Aunque muchos repiten que la ley es solo para pacientes con una enfermedad terminal, lo cierto es que, si uno lee con atención el artículo 2, ofrece la eutanasia a un amplio abanico de personas. Y para que no haya lugar a dudas, lo cito textualmente: “Toda persona mayor de edad, psíquicamente apta, que curse la etapa terminal de una patología incurable e irreversible, o que como consecuencia de patologías o condiciones de salud incurables e irreversibles padezca sufrimientos que le resulten insoportables, en todos los casos con grave y progresivo deterioro de su calidad de vida, tiene derecho a que a su pedido y por el procedimiento establecido por la presente ley, se le practique la eutanasia…”.

Las “o” dejan claro que puede ser que esté cursando una etapa terminal o no. Puede ser por otras situaciones. ¿Qué son “condiciones de salud incurables e irreversibles”? ¿Por qué es tan amplio este artículo? No hay condición incurable e irreversible que quede fuera. Incluye un sinnúmero de situaciones con las que se puede vivir dignamente, pero que dependiendo de la situación socioeconómica o emocional pueden ocasionar mayor sufrimiento y desesperación.

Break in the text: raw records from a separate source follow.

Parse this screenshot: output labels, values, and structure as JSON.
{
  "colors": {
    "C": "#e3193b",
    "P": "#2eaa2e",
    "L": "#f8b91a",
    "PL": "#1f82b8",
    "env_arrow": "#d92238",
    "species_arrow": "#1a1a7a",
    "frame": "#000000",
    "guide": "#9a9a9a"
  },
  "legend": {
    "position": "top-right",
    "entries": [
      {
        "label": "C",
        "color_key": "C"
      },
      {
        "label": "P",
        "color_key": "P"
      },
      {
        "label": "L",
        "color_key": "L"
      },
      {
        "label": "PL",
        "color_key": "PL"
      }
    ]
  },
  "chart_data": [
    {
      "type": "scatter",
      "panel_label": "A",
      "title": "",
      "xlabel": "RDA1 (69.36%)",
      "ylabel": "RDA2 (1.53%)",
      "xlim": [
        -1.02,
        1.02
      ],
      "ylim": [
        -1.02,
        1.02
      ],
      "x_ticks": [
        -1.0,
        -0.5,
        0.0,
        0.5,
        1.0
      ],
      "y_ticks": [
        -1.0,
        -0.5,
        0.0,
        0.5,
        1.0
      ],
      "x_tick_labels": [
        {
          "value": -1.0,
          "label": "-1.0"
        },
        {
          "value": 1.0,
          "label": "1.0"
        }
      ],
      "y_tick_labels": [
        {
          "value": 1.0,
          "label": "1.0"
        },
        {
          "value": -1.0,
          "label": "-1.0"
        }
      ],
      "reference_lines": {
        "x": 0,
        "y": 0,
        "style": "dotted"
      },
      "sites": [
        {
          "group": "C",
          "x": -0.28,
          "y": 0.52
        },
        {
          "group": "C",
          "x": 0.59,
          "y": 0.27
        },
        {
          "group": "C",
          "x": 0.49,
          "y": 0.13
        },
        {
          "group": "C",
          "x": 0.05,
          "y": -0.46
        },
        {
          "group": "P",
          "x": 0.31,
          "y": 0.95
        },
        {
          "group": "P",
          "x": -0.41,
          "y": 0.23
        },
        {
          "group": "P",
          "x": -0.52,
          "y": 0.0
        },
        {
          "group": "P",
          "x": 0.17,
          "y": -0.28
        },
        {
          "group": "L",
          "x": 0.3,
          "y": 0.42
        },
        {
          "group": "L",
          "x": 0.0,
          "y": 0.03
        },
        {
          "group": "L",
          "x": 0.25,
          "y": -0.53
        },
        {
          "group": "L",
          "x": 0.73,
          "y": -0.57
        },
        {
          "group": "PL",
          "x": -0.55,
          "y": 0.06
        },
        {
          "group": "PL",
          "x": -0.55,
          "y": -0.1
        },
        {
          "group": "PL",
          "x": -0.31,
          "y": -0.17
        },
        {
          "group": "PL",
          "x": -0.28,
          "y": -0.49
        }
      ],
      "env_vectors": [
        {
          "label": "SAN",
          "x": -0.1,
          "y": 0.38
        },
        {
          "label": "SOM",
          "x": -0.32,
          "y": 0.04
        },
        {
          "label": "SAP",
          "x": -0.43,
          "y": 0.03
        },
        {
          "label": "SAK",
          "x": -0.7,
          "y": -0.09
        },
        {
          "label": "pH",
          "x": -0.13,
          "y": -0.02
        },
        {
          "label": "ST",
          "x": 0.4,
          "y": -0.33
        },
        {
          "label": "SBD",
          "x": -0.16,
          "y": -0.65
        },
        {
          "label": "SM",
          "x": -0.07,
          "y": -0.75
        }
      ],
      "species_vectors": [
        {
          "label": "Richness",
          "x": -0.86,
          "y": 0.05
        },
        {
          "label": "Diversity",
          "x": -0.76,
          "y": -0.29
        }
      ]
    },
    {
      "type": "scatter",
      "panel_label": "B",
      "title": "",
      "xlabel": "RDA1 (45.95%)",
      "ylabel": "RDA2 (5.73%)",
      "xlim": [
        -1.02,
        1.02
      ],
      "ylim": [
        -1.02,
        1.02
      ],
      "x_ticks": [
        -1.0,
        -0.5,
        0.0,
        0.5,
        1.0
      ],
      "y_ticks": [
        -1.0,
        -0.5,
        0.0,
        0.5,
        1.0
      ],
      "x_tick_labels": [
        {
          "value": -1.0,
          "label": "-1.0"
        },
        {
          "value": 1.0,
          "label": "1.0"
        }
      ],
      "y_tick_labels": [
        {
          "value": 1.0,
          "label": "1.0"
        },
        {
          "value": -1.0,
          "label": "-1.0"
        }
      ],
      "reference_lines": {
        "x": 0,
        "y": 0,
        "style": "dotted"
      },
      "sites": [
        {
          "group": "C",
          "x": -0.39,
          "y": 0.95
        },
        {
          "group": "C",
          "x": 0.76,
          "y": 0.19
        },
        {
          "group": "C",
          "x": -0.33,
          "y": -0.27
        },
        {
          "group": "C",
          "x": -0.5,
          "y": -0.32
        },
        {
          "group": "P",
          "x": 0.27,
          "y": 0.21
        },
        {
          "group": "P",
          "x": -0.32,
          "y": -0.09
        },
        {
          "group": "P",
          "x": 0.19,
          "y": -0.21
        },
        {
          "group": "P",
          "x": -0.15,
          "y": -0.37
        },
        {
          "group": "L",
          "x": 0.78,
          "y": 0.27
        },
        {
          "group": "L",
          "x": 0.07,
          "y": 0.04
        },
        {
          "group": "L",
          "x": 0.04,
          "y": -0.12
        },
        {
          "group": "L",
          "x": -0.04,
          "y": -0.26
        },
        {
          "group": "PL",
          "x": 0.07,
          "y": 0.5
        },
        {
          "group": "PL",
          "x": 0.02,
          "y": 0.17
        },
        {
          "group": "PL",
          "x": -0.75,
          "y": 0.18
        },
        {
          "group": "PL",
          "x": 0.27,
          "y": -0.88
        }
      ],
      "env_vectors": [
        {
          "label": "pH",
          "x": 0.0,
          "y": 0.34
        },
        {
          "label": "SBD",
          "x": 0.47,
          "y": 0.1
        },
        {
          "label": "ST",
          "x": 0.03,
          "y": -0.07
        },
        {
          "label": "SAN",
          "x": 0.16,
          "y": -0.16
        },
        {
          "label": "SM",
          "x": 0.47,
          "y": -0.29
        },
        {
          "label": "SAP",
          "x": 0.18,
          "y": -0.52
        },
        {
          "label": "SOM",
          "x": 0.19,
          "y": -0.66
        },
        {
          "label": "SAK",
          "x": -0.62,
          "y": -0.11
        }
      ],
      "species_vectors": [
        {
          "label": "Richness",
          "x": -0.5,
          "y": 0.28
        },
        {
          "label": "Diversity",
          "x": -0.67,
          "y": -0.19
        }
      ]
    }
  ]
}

Se habla de libertad como si fuéramos islas, pero pocos miran los problemas de injusticia social que una ley así generaría.

Está claro que el factor determinante del proyecto es el deterioro de la calidad de vida, por lo cual todas las vidas humanas ya no tendrían la misma dignidad inherente, como reconoce nuestra Constitución y la Declaración Universal de Derechos Humanos, sino que ahora aquellos cuya calidad de vida se vea deteriorada gravemente por sus “condiciones de salud incurables e irreversibles”, podrían ser tratados como vidas sin dignidad, sin valor social, por lo tanto, aceptablemente eliminables. Ellos lo solicitarían “libremente”, pero la sociedad entera a través de la ley les reconocería que son vidas prescindibles: no valdrían la pena y les haríamos un favor. ¿Por qué a otros se les previene el suicidio, se les alivia y se les cuida, pero a ellos se los eliminará como un supuesto acto de “empatía”? Porque se discrimina vidas con valor de vidas sin valor.

“Si piensas que se trata solo de enfermedades terminales, piénsalo bien, se trata de discapacidad. Y para mí y para otros como yo, es aterrador”. (Liz Carr).

(*) Doctor en Filosofía. Master en Bioética y magíster en Dirección de Comunicación. Profesor en la Universidad Católica del Uruguay.